Still, I’m not sure because as it happened, my mind was elsewhere. I was
thinking about the fire, the smoke, and the dead boy. How once the chaos
settled, all that was left of him was a blackened husk that they pulled from
the apartment building’s smoldering remains. These thoughts weren’t
anything new around this time. They haunted me almost constantly. As I sat
at the red light before the highway on-ramp, that first snowflake now long
gone, I saw the flames and heard the boy’s screams. I felt the smoke stinging
my eyes, and strangling my throat.
“Get a move on, dumbass!” someone yelled from behind. That brought me
back to the present.
I hung an apologetic hand out the window, glancing at him in the rearview
mirror. Some heavyset fella in an American flag tank top, sitting on a Harley.
Even though I hit the gas and flipped my turn signal on, I guess I wasn’t
moving fast enough because he zoomed right past me, shouting another
loving expletive I didn’t fully hear over the roar of his motorcycle. Anyway, I
gave him the middle finger, but he was already tearing up the road.

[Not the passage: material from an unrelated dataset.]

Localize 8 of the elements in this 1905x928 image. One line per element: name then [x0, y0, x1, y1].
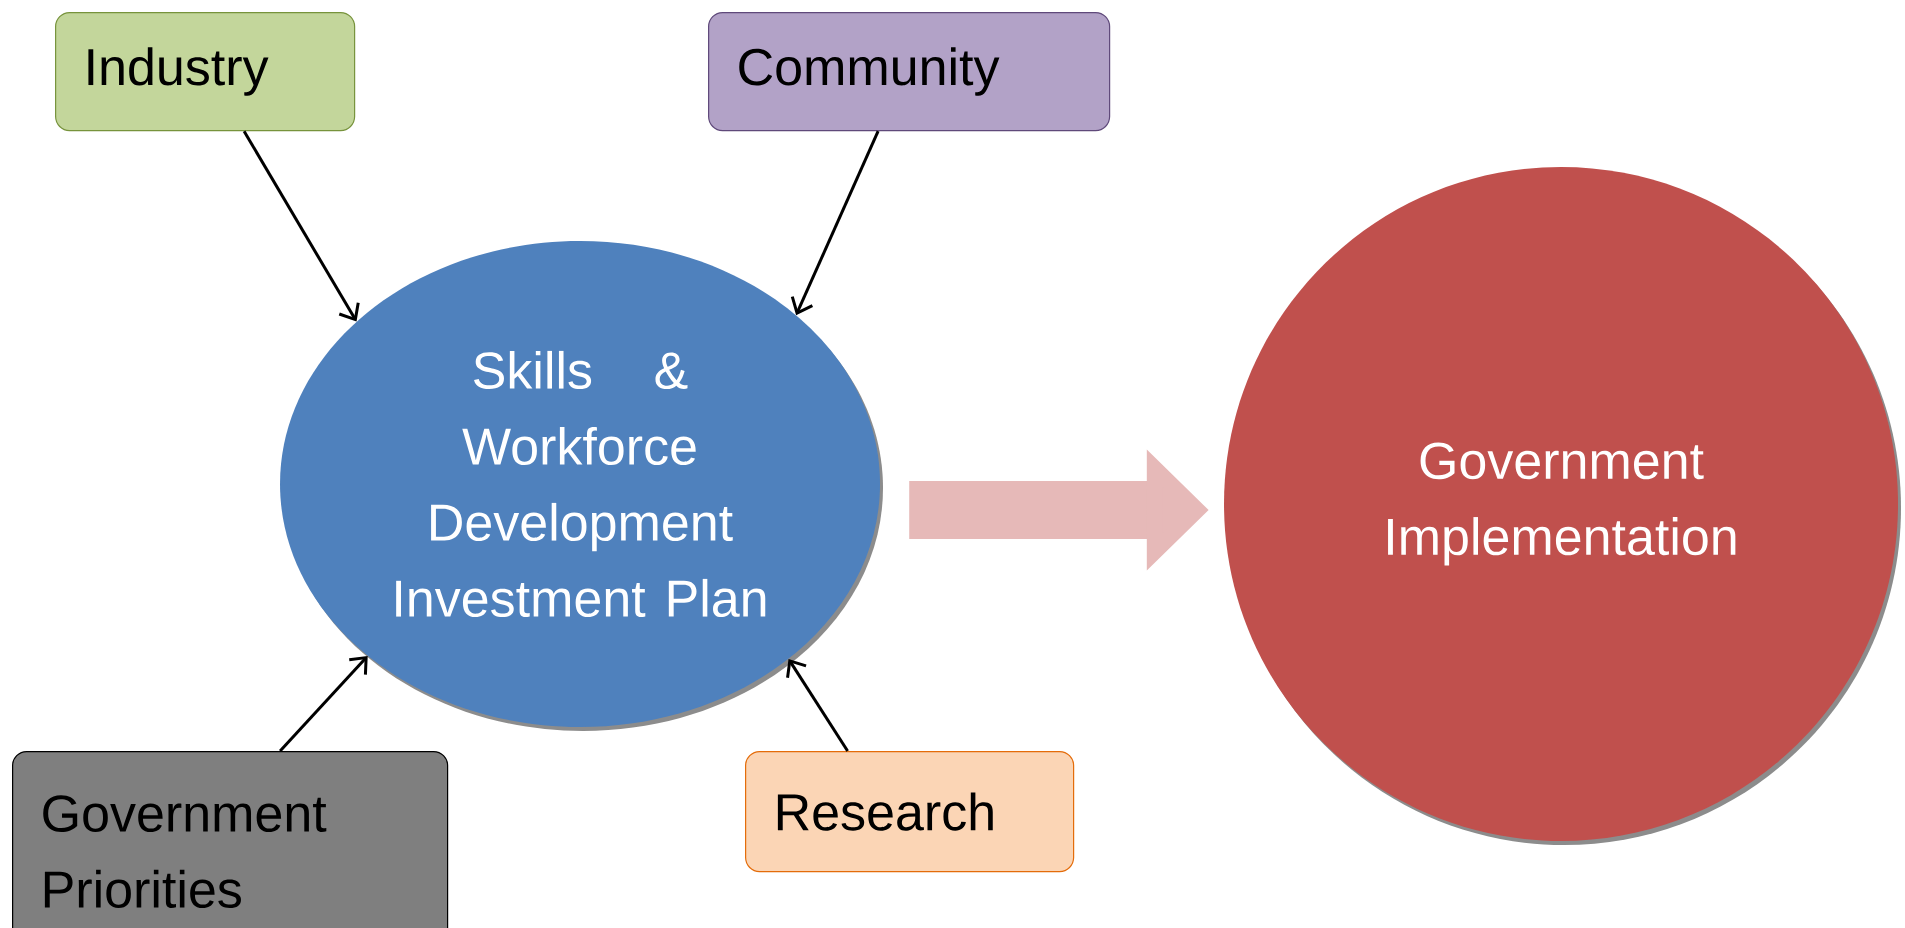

A wise
person once said you can’t win ‘em all. That person was right, but still, that’s
a damn shame.
I eased on up the ramp and merged with the flow of weekend traffic. There
was a good amount of it, too. The long July 4
th weekend meant most people
were off of work that Friday, and a lot of them were probably doing what I
was doing, which was heading for greener pastures. I was going to Prism
Lake, about three hours south of where I lived and worked.
It was a yearly
occasion for a couple of my buddies and me. We’d been going since we were
kids. Stone’s dad used to take us every summer, until the three of us
discovered girls, that is. That’d be around our freshman year of high school.
Age fourteen or fifteen. After that, we went only once or twice.